The contention is that this instruction should have been given in connection with appellant's defense to a liability based upon intoxication. However, in this connection, the court gave the following instruction:
"When upon entering a vehicle to accept a ride as a guest, one knows, or by exercising ordinary care for her own concerns would know, that the one who is to operate the vehicle is intoxicated, the law holds that she assumes the hazard of her undertaking and, therefore, may not recover in the event of injury resulting from the driver's intoxication. The same effect under the law also follows when, after having entered a vehicle, a guest learns, or by exercising ordinary care would learn, that the driver is intoxicated, and the guest having a reasonable opportunity to alight, at a reasonably safe place, fails to do so, thus voluntarily accepts the risks incident to the driver's intoxication."

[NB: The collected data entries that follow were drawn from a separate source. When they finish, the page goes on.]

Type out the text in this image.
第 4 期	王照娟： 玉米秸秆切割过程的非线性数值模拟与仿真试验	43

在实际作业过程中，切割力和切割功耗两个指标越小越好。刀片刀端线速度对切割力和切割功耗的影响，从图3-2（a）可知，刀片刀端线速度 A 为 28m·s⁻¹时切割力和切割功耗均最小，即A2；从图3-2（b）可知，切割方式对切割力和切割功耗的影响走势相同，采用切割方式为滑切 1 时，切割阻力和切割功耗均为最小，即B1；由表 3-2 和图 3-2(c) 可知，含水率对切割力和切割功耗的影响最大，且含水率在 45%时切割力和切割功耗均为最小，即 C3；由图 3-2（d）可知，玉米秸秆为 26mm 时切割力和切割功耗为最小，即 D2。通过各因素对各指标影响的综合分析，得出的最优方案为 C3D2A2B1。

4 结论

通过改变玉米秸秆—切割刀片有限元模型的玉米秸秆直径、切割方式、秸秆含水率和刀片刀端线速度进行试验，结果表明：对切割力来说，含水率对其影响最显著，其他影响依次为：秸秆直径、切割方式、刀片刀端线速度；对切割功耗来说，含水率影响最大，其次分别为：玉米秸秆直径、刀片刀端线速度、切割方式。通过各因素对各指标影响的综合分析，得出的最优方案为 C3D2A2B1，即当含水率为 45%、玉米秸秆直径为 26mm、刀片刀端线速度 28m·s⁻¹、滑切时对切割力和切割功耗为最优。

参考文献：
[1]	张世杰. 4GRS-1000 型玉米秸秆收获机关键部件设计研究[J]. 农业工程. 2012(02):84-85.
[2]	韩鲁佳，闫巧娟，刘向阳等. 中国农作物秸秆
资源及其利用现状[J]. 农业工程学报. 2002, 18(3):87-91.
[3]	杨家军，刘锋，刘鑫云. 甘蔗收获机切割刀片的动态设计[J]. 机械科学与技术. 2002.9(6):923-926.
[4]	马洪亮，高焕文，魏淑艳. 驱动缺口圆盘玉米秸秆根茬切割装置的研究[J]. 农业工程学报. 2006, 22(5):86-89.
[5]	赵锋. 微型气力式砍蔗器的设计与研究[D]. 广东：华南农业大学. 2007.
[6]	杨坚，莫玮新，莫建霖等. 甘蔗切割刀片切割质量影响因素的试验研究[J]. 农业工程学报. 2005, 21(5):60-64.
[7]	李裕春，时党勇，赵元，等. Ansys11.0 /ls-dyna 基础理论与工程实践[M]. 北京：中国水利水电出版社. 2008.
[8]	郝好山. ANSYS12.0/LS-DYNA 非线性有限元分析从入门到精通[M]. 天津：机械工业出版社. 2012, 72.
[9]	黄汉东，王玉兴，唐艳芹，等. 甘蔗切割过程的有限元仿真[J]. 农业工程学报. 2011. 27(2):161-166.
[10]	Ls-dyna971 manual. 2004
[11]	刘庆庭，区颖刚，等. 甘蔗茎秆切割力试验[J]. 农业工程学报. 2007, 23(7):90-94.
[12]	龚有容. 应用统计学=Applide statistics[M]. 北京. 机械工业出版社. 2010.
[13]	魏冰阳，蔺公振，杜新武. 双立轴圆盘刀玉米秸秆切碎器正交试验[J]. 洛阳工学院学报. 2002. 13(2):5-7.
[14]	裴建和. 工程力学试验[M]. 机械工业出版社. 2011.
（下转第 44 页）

The jury was told in several other instructions that plaintiff would be barred from recovery if she committed "some negligent act of her own," or was guilty of "some negligent omission" which contributed "as a proximate cause to the injury." The jury was also instructed as to plaintiff's liability for contributory negligence and as to the definitions of negligence and contributory negligence. Upon reading all of the instructions and considering them together, we fail to find prejudicial error in the refusal of the offered instruction.
Judgment affirmed.
Barnard, P.J., and Griffin, J., concurred.